Sin embargo el Tribunal Supremo ha devuelto al Congreso la decisión de la suspensión, alegando que ya entrego en su auto del 14 de mayo los argumentos y que fue debidamente comunicado al Congreso. En este caso el tener una causa penal no les impidió a los catalanes el asumir su cargo legislativo, de acuerdo con el dictamen de la Sala que sigue el caso, ya que fue la misma autoridad judicial quien consintió esa posibilidad.

En cuanto a la solicitud de información sobre la aplicación del artículo 384 bis de la Ley de Enjuiciamiento Criminal a los acusados que has sido electos diputados, el Tribunal ha contestado que de acuerdo con la configuración constitucional de Tribunal hace inviable la elaboración del informe.

De acuerdo a información publicada en los medios, el juez Marchena adelanto el domingo pasado que era la intención  de la Sala Penal del Tribunal Supremo de transferir a la Mesa del Congreso la decisión sobre la suspensión de los presos electos, en virtud que el artículo 384 bis les fue aplicado cuando eran diputados del Parlament de Catalunya, por el juez de la causa, Pablo LLarena.

El juez quiere que la suspensión sea acordada por la Mesa del Congreso para que se evité impugnaciones como en Cataluña cuando los diputados procesados por Llarena fueron suspendidos directamente por la autoridad judicial.

El asunto lleva al cambió de la composición de la Cámara, ya que si los cuatro diputados fueran suspendidos y no sustituidos, la mayoría absoluta del Congreso pasa de 176 a 174 diputados.
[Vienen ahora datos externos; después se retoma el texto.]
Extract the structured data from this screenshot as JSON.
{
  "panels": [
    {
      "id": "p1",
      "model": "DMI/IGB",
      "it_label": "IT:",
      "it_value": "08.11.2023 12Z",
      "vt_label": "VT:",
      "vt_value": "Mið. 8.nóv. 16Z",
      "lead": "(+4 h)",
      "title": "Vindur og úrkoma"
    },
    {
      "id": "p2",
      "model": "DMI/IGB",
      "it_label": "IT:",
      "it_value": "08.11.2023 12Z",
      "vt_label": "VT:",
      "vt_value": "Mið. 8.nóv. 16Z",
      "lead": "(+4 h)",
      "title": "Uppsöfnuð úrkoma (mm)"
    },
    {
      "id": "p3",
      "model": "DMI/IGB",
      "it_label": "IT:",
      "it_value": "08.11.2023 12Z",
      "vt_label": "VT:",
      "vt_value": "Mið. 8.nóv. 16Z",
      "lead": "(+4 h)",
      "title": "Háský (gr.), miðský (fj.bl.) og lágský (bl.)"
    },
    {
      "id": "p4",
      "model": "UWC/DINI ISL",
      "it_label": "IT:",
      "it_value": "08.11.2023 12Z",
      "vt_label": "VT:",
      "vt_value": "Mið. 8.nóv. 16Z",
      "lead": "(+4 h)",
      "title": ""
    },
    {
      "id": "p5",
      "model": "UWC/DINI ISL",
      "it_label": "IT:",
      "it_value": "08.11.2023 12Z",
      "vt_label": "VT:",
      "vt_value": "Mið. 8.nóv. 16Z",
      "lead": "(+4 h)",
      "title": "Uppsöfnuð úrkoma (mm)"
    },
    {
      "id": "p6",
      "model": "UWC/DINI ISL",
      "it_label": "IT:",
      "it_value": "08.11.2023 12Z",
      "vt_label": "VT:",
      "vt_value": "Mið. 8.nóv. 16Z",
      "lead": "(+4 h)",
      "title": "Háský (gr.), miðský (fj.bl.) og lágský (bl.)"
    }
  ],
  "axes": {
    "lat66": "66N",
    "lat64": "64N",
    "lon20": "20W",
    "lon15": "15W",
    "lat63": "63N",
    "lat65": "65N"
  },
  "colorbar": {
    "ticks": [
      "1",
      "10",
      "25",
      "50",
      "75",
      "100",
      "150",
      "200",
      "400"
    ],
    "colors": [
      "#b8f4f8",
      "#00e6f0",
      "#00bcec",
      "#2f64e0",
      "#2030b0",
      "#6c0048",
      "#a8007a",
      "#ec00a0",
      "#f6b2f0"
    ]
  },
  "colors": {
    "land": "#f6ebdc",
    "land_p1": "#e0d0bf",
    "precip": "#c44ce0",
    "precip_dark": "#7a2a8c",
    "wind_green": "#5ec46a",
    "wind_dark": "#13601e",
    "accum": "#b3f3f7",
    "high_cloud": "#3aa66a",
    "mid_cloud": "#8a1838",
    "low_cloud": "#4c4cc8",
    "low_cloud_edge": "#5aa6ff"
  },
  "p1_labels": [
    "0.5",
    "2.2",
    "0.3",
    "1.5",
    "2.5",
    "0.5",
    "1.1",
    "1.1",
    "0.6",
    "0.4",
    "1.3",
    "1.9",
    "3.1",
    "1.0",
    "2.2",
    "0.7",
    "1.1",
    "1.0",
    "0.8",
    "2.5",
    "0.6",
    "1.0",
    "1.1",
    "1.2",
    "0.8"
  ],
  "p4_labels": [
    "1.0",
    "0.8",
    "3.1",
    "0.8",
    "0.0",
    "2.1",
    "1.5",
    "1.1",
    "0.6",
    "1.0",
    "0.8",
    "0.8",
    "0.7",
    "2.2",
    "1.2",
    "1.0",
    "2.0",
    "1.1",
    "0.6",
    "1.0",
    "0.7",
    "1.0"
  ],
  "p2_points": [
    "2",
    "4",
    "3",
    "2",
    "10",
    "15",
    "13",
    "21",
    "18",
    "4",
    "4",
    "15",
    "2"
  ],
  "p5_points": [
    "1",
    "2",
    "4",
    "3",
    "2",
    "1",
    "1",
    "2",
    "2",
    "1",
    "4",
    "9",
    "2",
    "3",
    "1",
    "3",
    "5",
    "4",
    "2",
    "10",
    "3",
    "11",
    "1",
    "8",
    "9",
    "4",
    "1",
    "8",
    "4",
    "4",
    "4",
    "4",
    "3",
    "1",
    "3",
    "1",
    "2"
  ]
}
Por eso es que el Tribunal no quiere dar la sensación de que invade la facultad del legislativo de modificar esta composición de la Cámara.

Cada uno de los diputados al tomar posesión declara de viva voz acatar la Constitución, lo cual permite que se acompañe con mensajes de proclama política, como lo hiciera Podemos en las pasadas dos sesiones de apertura en 2016, lo que hizo que muchos diputados conservadores solo se llevaron las manos a la cabeza, pero no paso de ahí.

Pero en la sesión de ahora estuvo a punto de naufragar al escuchar a los diputados presos llamarse “presos políticos” lo que hizo que Albert Rivera de Cs, pidiera a la presidenta de la Mesa la suspensión de la sesión para plantear cuestiones de orden, lo que no fue concedido por la presidenta quien siguió con la sesión.  Todas las miradas estuvieron puestas en Casados del PP, quien permaneció en silencio por una decisión deliberada horas antes por el grupo de diputados del PP. La derecha dura está ahora indignada con el viejo Partido Alfa.

Efectuada la maniobra de distanciamiento de Ciudadanos, el Partido Popular ha puesto la directa para exigir a Batet la inmediata suspensión de los diputados presos. La primera reunión de la Mesa, prevista para hoy, será movida. PP y Ciudadanos quieren forzar una votación y el PSOE quiere evitarla, al menos hasta la semana que viene. Una votación sobre este asunto enfrentaría con toda seguridad a los socialistas y a Unidas Podemos, grupo contrario a la suspensión. Ambos suman mayoría en la Mesa.